Dieses Wissen und Vertrauen bekommen wir von Gott geschenkt. Deutlich wird das in der Taufe. Mit der Taufe beginnt für Christinnen und Christen ein neues Leben, das geprägt ist von Gottes großem Versprechen: Du bist nicht allein. Ich bin an deiner Seite und bleibe immer bei dir. Niemals wirst du aus meiner Hand fallen, denn du bist unendlich wertvoll und geliebt. Mit der Taufe will Gott uns an sich binden und uns los machen von allen Strukturen, in die wir uns verstrickt haben und die nicht guttun – weder uns noch anderen.

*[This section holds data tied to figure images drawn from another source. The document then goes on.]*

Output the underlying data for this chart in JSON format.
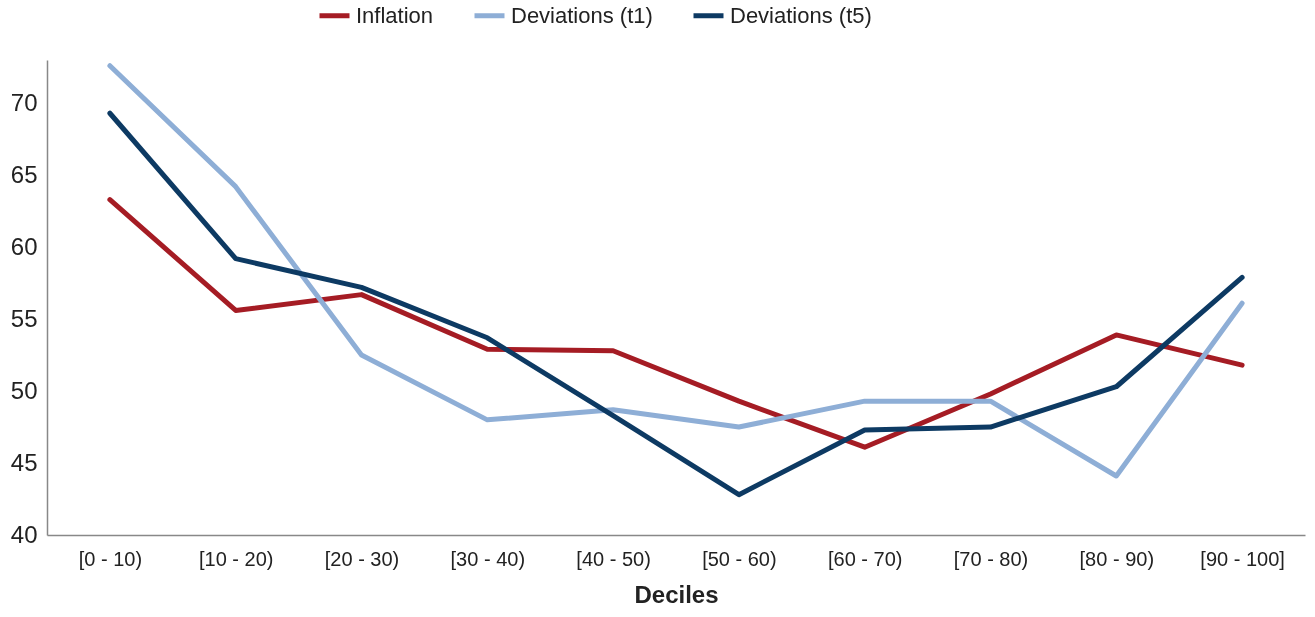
{
  "chart_data": {
    "type": "line",
    "xlabel": "Deciles",
    "categories": [
      "[0 - 10)",
      "[10 - 20)",
      "[20 - 30)",
      "[30 - 40)",
      "[40 - 50)",
      "[50 - 60)",
      "[60 - 70)",
      "[70 - 80)",
      "[80 - 90)",
      "[90 - 100]"
    ],
    "series": [
      {
        "name": "Inflation",
        "color": "#a51c24",
        "values": [
          63.3,
          55.6,
          56.7,
          52.9,
          52.8,
          49.3,
          46.1,
          49.8,
          53.9,
          51.8
        ]
      },
      {
        "name": "Deviations (t1)",
        "color": "#8eaed6",
        "values": [
          72.6,
          64.2,
          52.5,
          48.0,
          48.7,
          47.5,
          49.3,
          49.3,
          44.1,
          56.1
        ]
      },
      {
        "name": "Deviations (t5)",
        "color": "#0d3a63",
        "values": [
          69.3,
          59.2,
          57.2,
          53.7,
          48.3,
          42.8,
          47.3,
          47.5,
          50.3,
          57.9
        ]
      }
    ],
    "ylim": [
      40,
      73
    ],
    "yticks": [
      40,
      45,
      50,
      55,
      60,
      65,
      70
    ],
    "grid": false,
    "legend": "top",
    "marker": "none",
    "line_style": "solid"
  }
}
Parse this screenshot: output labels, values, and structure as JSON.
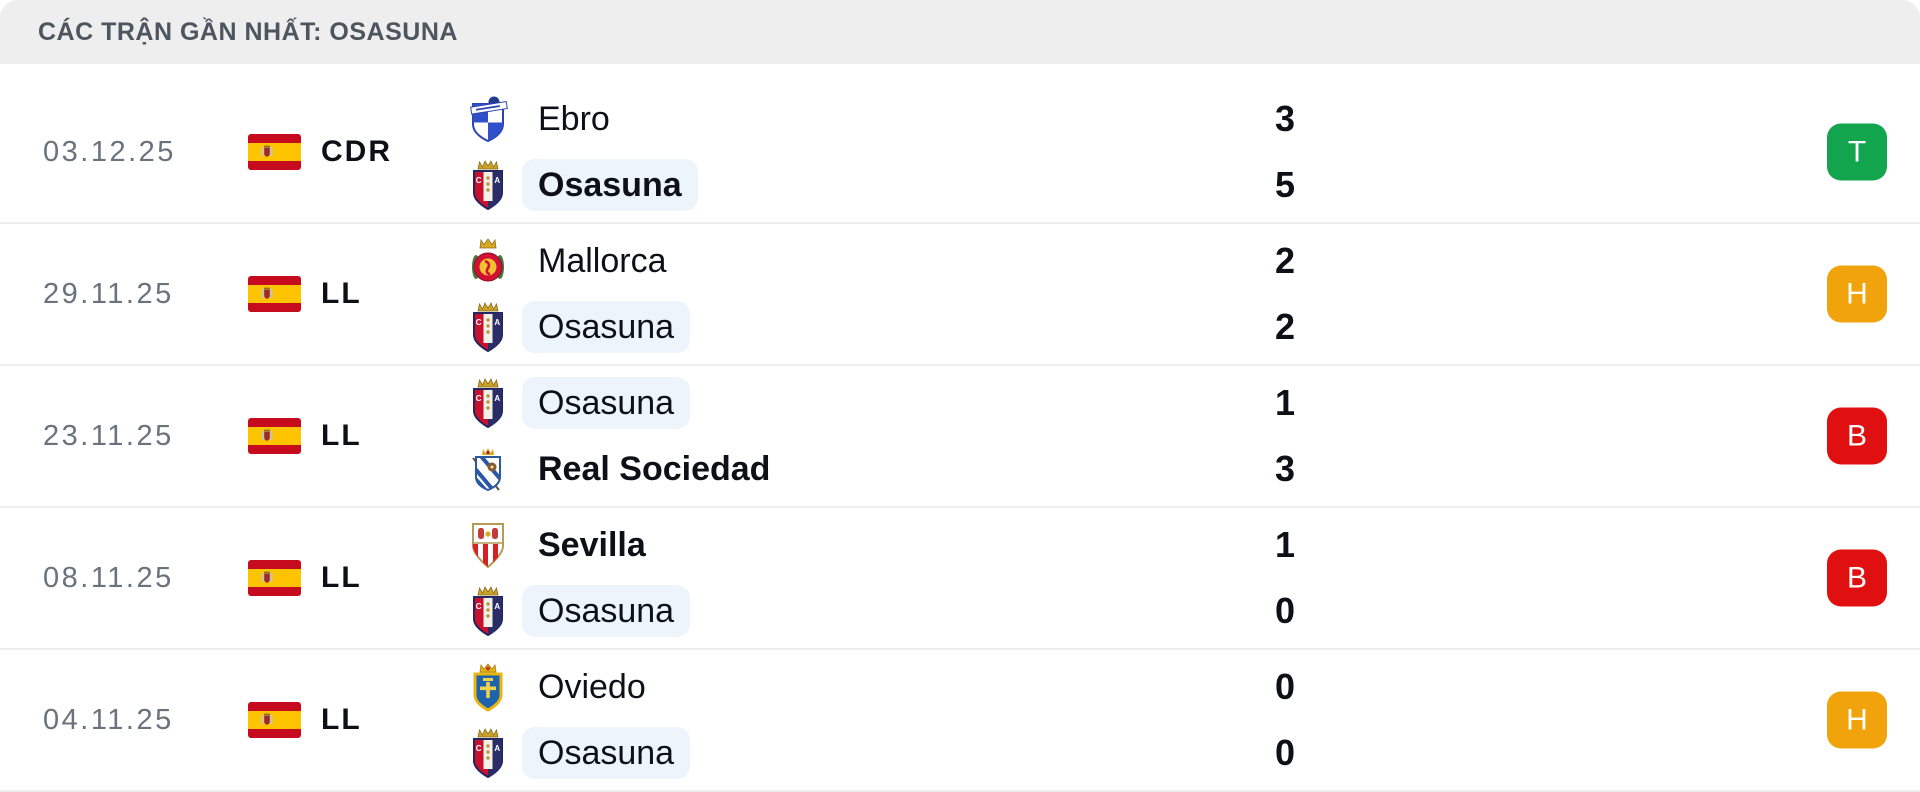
{
  "header": {
    "title": "CÁC TRẬN GẦN NHẤT: OSASUNA"
  },
  "colors": {
    "header_bg": "#eeeeee",
    "header_text": "#4d565e",
    "date_text": "#68737d",
    "primary_text": "#0d1117",
    "row_divider": "#ecedef",
    "highlight_pill_bg": "#edf4fc",
    "result_win": "#12a54e",
    "result_draw": "#f0a30b",
    "result_loss": "#e01010",
    "badge_text": "#ffffff"
  },
  "matches": [
    {
      "date": "03.12.25",
      "competition": "CDR",
      "flag": "spain-flag",
      "teams": [
        {
          "name": "Ebro",
          "logo": "ebro-logo",
          "score": "3",
          "bold": false,
          "highlight": false
        },
        {
          "name": "Osasuna",
          "logo": "osasuna-logo",
          "score": "5",
          "bold": true,
          "highlight": true
        }
      ],
      "result": {
        "letter": "T",
        "type": "win"
      }
    },
    {
      "date": "29.11.25",
      "competition": "LL",
      "flag": "spain-flag",
      "teams": [
        {
          "name": "Mallorca",
          "logo": "mallorca-logo",
          "score": "2",
          "bold": false,
          "highlight": false
        },
        {
          "name": "Osasuna",
          "logo": "osasuna-logo",
          "score": "2",
          "bold": false,
          "highlight": true
        }
      ],
      "result": {
        "letter": "H",
        "type": "draw"
      }
    },
    {
      "date": "23.11.25",
      "competition": "LL",
      "flag": "spain-flag",
      "teams": [
        {
          "name": "Osasuna",
          "logo": "osasuna-logo",
          "score": "1",
          "bold": false,
          "highlight": true
        },
        {
          "name": "Real Sociedad",
          "logo": "real-sociedad-logo",
          "score": "3",
          "bold": true,
          "highlight": false
        }
      ],
      "result": {
        "letter": "B",
        "type": "loss"
      }
    },
    {
      "date": "08.11.25",
      "competition": "LL",
      "flag": "spain-flag",
      "teams": [
        {
          "name": "Sevilla",
          "logo": "sevilla-logo",
          "score": "1",
          "bold": true,
          "highlight": false
        },
        {
          "name": "Osasuna",
          "logo": "osasuna-logo",
          "score": "0",
          "bold": false,
          "highlight": true
        }
      ],
      "result": {
        "letter": "B",
        "type": "loss"
      }
    },
    {
      "date": "04.11.25",
      "competition": "LL",
      "flag": "spain-flag",
      "teams": [
        {
          "name": "Oviedo",
          "logo": "oviedo-logo",
          "score": "0",
          "bold": false,
          "highlight": false
        },
        {
          "name": "Osasuna",
          "logo": "osasuna-logo",
          "score": "0",
          "bold": false,
          "highlight": true
        }
      ],
      "result": {
        "letter": "H",
        "type": "draw"
      }
    }
  ]
}
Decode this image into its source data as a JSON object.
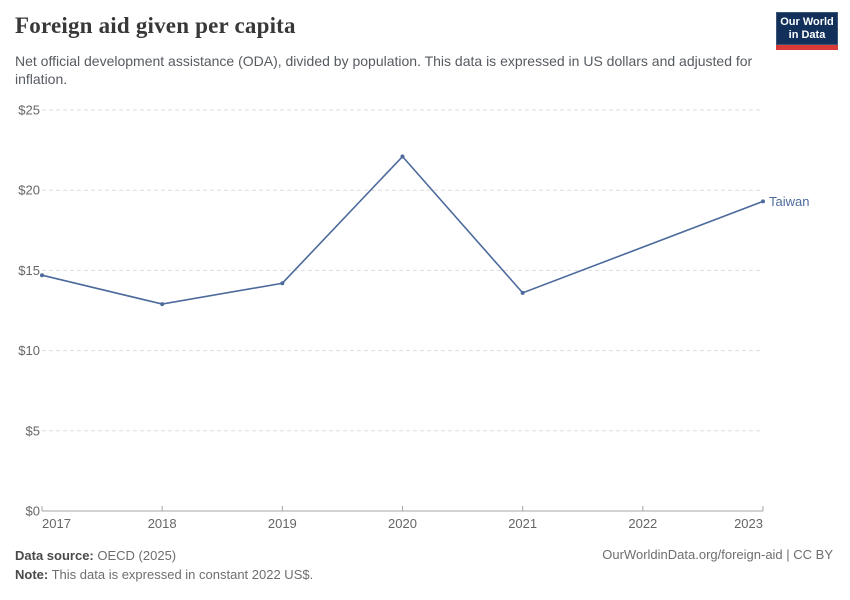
{
  "header": {
    "title": "Foreign aid given per capita",
    "subtitle": "Net official development assistance (ODA), divided by population. This data is expressed in US dollars and adjusted for inflation."
  },
  "logo": {
    "line1": "Our World",
    "line2": "in Data",
    "bg_color": "#12305a",
    "bar_color": "#d93a35"
  },
  "chart_data": {
    "type": "line",
    "title": "Foreign aid given per capita",
    "x": [
      2017,
      2018,
      2019,
      2020,
      2021,
      2022,
      2023
    ],
    "series": [
      {
        "name": "Taiwan",
        "values": [
          14.7,
          12.9,
          14.2,
          22.1,
          13.6,
          null,
          19.3
        ],
        "color": "#4C6A9C"
      }
    ],
    "xlabel": "",
    "ylabel": "",
    "ylim": [
      0,
      25
    ],
    "yticks": [
      0,
      5,
      10,
      15,
      20,
      25
    ],
    "ytick_prefix": "$",
    "grid": "horizontal dashed",
    "legend_position": "end-of-line label",
    "missing_data_note": "no marker at 2022; line interpolates 2021 to 2023"
  },
  "footer": {
    "source_label": "Data source:",
    "source_value": "OECD (2025)",
    "note_label": "Note:",
    "note_value": "This data is expressed in constant 2022 US$.",
    "link": "OurWorldinData.org/foreign-aid | CC BY"
  },
  "colors": {
    "line": "#4C6A9C",
    "title_text": "#383838",
    "subtitle_text": "#565b61",
    "axis_text": "#666666",
    "gridline": "#dddddd",
    "axis_line": "#a5a5a5"
  }
}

Wer aus der Kraft der Taufe lebt, der erfährt, dass unser Leben mehr ist als das, was wir täglich vor Augen haben.

Wer aus der Kraft der Taufe lebt spürt, dass er oder sie nicht alles aus sich allein herausschaffen muss, sondern dass Gottes Kraft in uns wirkt.

Und wer aus der Kraft der Taufe lebt, kann von der Liebe Gottes weitergeben im Gebet, im Reden, in Begegnungen und im Einsatz für andere, in praktischer Hilfe und vielem mehr.

Das alles und noch viel mehr steckt in diesem bekannten Bibeltext, dem Tauf- und Missionsbefehl. Dabei gehören Auftrag, Sendung und Zuspruch untrennbar zusammen. Jesus trägt uns etwas auf, schickt uns in die Welt und verspricht uns, immer da zu sein für uns – weiter als wir denken können. Diesen Weg werden wir nicht unverändert gehen. Unser Glaube wird sich verändern, mit jedem Schritt, den wir gehen, aber immer mit dem Versprechen Jesu im Rücken: Siehe, ich bin bei euch alle Tage bis an der Welt Ende.

Und der Friede Gottes, der höher ist als alle Vernunft, bewahre unsere Herzen und Sinne in Christus Jesus, unserem Herrn. Amen.